My question is about blurring the "near" section (coc is negative).
I read Hammon article in GPU Gems 3 but I want to know if that's still the "go to" method for blurring the near area to avoid the harsh silhouette.

My DOF effect is implemented as follows:
1. Split the image to "far" and "near" based on coc sign. Also downscale through bilinear interpolation in between samples at the same pass.
2. Far plane (premultiplied with coc) - gather approach based coc size followed by a "flood fill" small filter to extend the bokeh.
3. Near plane (non-premultiplied; no need to avoid bleeding) - Gaussian blur in 2 steps.
4. Composer blend between 3 images using smoothstep function of the coc.

 

I would also like to hear recommendations for:
1. the composition stage (better idea to merge)
2. If somebody has a recommendation for reducing the number of total passes.
3. Any scatter (instead of gather) approach for the "far" area blurring.

Thanks!

 

The simpler way with less artifacts
If you can decide which items to make blurry in advance, just apply alpha dividing separable blur in the near layer and merge the two layers. If the background isn't blurred at all, there's no need for clipping a non-separable blur kernel against foreground edges for directed blur. Some players are also annoyed by depth-of-field effects in game-play because it can cause eye strain when trying to focus on the image back and forward. Only use full intensity blur temporarily for cut-scenes or when the player is hurt badly.

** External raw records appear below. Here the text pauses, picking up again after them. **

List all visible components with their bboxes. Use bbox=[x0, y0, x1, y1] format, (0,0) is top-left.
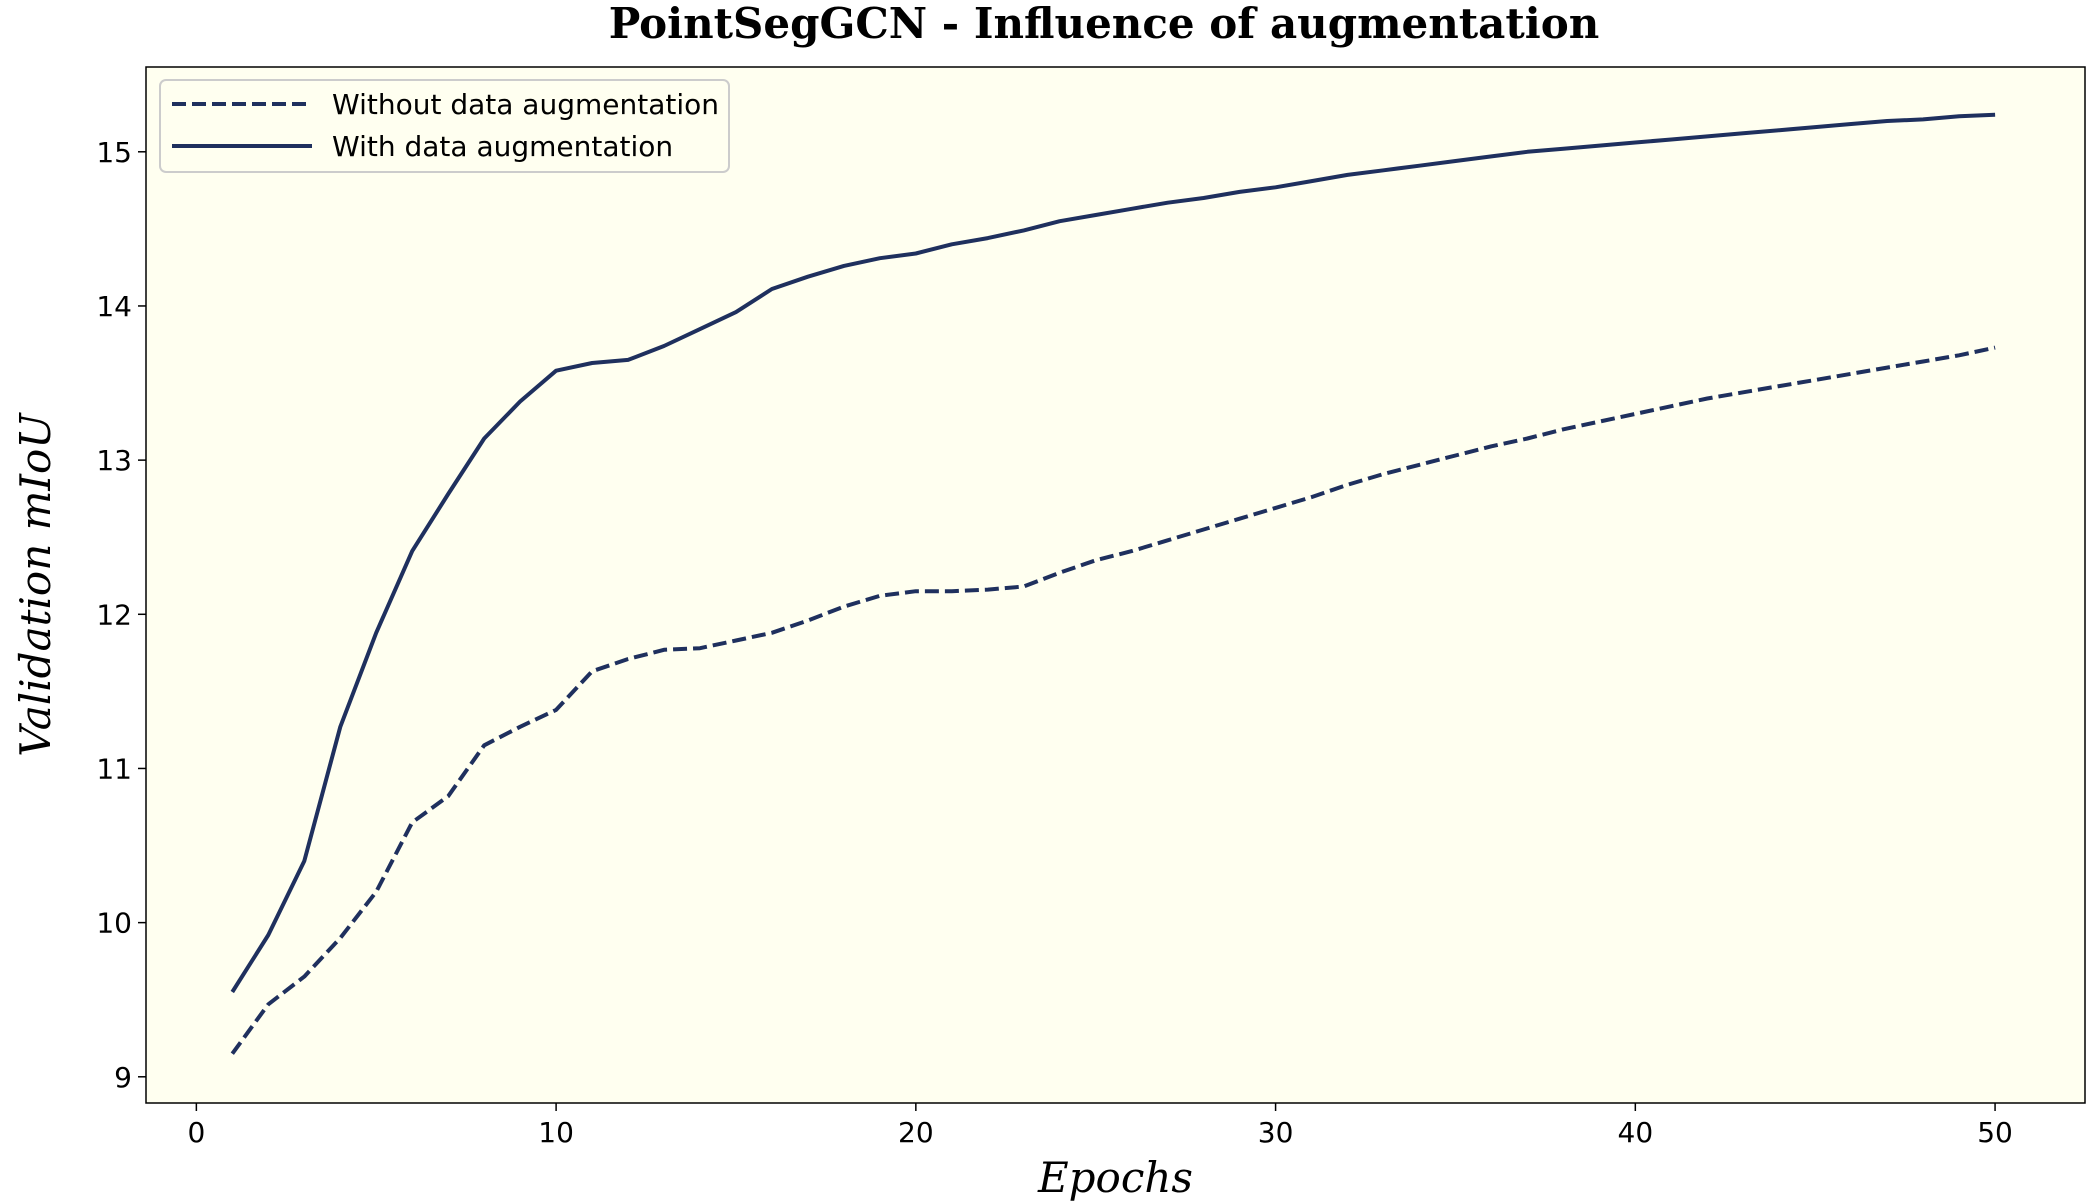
x-tick-label: 30 bbox=[1258, 1116, 1294, 1149]
x-tick-label: 10 bbox=[538, 1116, 574, 1149]
x-tick-label: 20 bbox=[898, 1116, 934, 1149]
y-axis-label: Validation mIoU bbox=[11, 412, 60, 757]
y-tick-label: 13 bbox=[96, 444, 132, 477]
x-axis-label: Epochs bbox=[1037, 1153, 1193, 1201]
y-tick-label: 11 bbox=[96, 752, 132, 785]
x-tick-label: 40 bbox=[1618, 1116, 1654, 1149]
y-tick-label: 9 bbox=[114, 1061, 132, 1094]
legend-label: With data augmentation bbox=[332, 130, 673, 163]
y-tick-label: 15 bbox=[96, 136, 132, 169]
axes-ticks: 0 10 20 30 40 50 9 10 11 12 13 14 15 bbox=[96, 136, 2013, 1149]
y-tick-label: 10 bbox=[96, 907, 132, 940]
y-tick-label: 14 bbox=[96, 290, 132, 323]
series-line-dashed bbox=[230, 345, 1996, 1055]
chart-title: PointSegGCN - Influence of augmentation bbox=[609, 0, 1600, 48]
plot-area bbox=[146, 67, 2085, 1103]
y-tick-label: 12 bbox=[96, 598, 132, 631]
legend-label: Without data augmentation bbox=[332, 88, 719, 121]
x-tick-label: 50 bbox=[1977, 1116, 2013, 1149]
x-tick-label: 0 bbox=[187, 1116, 205, 1149]
plot-frame bbox=[145, 66, 2086, 1104]
legend: Without data augmentation With data augme… bbox=[159, 79, 730, 173]
series-line-solid bbox=[230, 112, 1996, 994]
series-lines bbox=[230, 112, 1996, 1055]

Full ray-tracing (too much for RTX 2080 cards)
The next D.O.F. method is probably ray-tracing from multiple camera locations focusing on the same point, causing the parallax to keep it sharp. This would give correct half-circle blurring around edges but takes a lot of processing power. This is still not completely realistic, because light has wave-lengths between RGB which are visible in chromatic aberration, but random wavelength ray-tracing would be overkill for something that can be faked easily with more blur.

Edge detecting hybrid ray-tracing
There's a method for hybrid ray-tracing by only doing it along the seams, but getting 30 FPS would not be worth the effect even if it's faster than full ray-tracing. Just have to wait for faster GPUs.